Digging deep into the horn’s body tube to produce growls and whines as on Recanting or propelling fluid melodies on tracks such as Actual Bloop, Allemano never really creates alone. Palimpsest-like, grainy processed pitches are always present, undulating below the narrative surface at the edge of hearing. She can dip to Taps-like ennui at points or inflate notes balloon-like to pressurized burbles, but she – and Smith – never lose the thread of communicative connections.

Want Proof of this local trumpeter’s skill as a soloist? You’d do well to investigate BLOOP.

05 Colin FisherReflections of the Invisible World
Colin Fisher
Halocline Trance HTRA017 (

Colin Fisher has been a dynamic and industrious part of the Canadian music community for 20 years. He is a multi-instrumentalist with remarkable facility on saxophone, guitar, drums, electronics and other musical objects. With Brandon Valdivia he formed Not the Wind, Not the Flag, fronts the Colin Fisher Quartet and has played in many other groups and produced solo projects like his Gardens of the Unknowing.

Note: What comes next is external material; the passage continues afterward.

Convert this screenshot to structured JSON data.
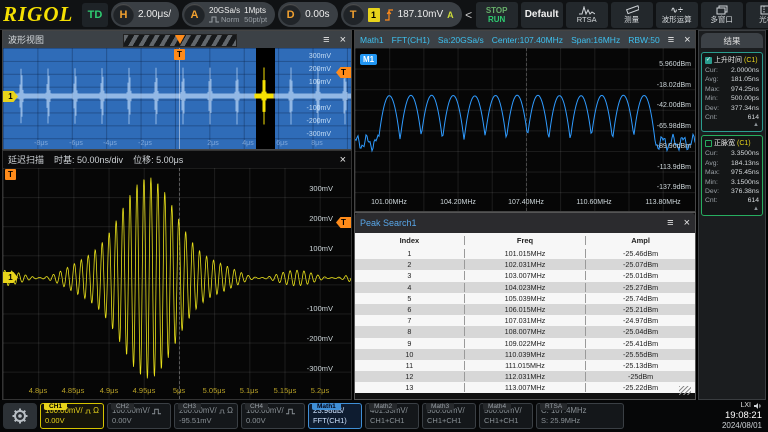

The new vinyl and digital-only release, Reflections of the Invisible World, is another solo project with Fisher playing guitar, saxophone and electronics. Each of the seven pieces creates its own sonic environment and the tone and architecture is determined by the structure of the electronic sounds. The guitar and saxophone performances waft amongst the walls and corridors of those sounds which are sometimes melodic, other times primarily rhythmic. Salient Charm begins with a pulsing rhythm which develops into wafting, ephemeral melodies where the saxophone is barely discernible as a colour. Double Image has a moody, noir vibe with some edgy background sounds, while Fisher’s tenor saxophone plays great jazzy longer tones with just a touch of vibrato and eventually works into some full-blown wailing. It could be an updated Blade Runner soundtrack, though more experimental than Hollywood usually ventures. The sounds and shapes in Fisher’s album drift between ambient and arresting with each “reflection” offering its unique glimpse of another “invisible” world.

06 Kind MindKind Mind
Josh Cole
Independent (

Kind Mind is Josh Cole (bass), Karen Ng (alto saxophone) and Michael Davidson (vibraphone). Recorded live on January 4, 2020 at the Open Waters Festival in Halifax, the music wastes no time getting straight to the point. The opening track, Inside Voices, begins when you press play. There is no prolonged silence and no gradual introduction of each musical element. There is Cole alone for exactly a second, and then the ensemble takes off. 

One thing that stood out for me is how effectively space and subtlety are used throughout the duration of this project. Despite being a trio, there are long stretches where only one or two instruments can be heard simultaneously. Phrases often seem deliberately tentative, and exclamations sometimes evaporate into question marks. Part of this phenomenon comes from impeccable listening on the part of all three players. The sparsity seems even more intentional when you hear the end of each idea, as the musicians step aside, allowing the person behind them to take centre stage. Karen Ng, especially, proves to be a master of restraint, really only contributing texturally at many points, and her astonishing timing is really the adhesive that makes this recording so seamless. The group’s use of space allows for their improvisations to possess distinctive shape and structure, so that when Kind Mind goes full throttle the element of surprise is on their side.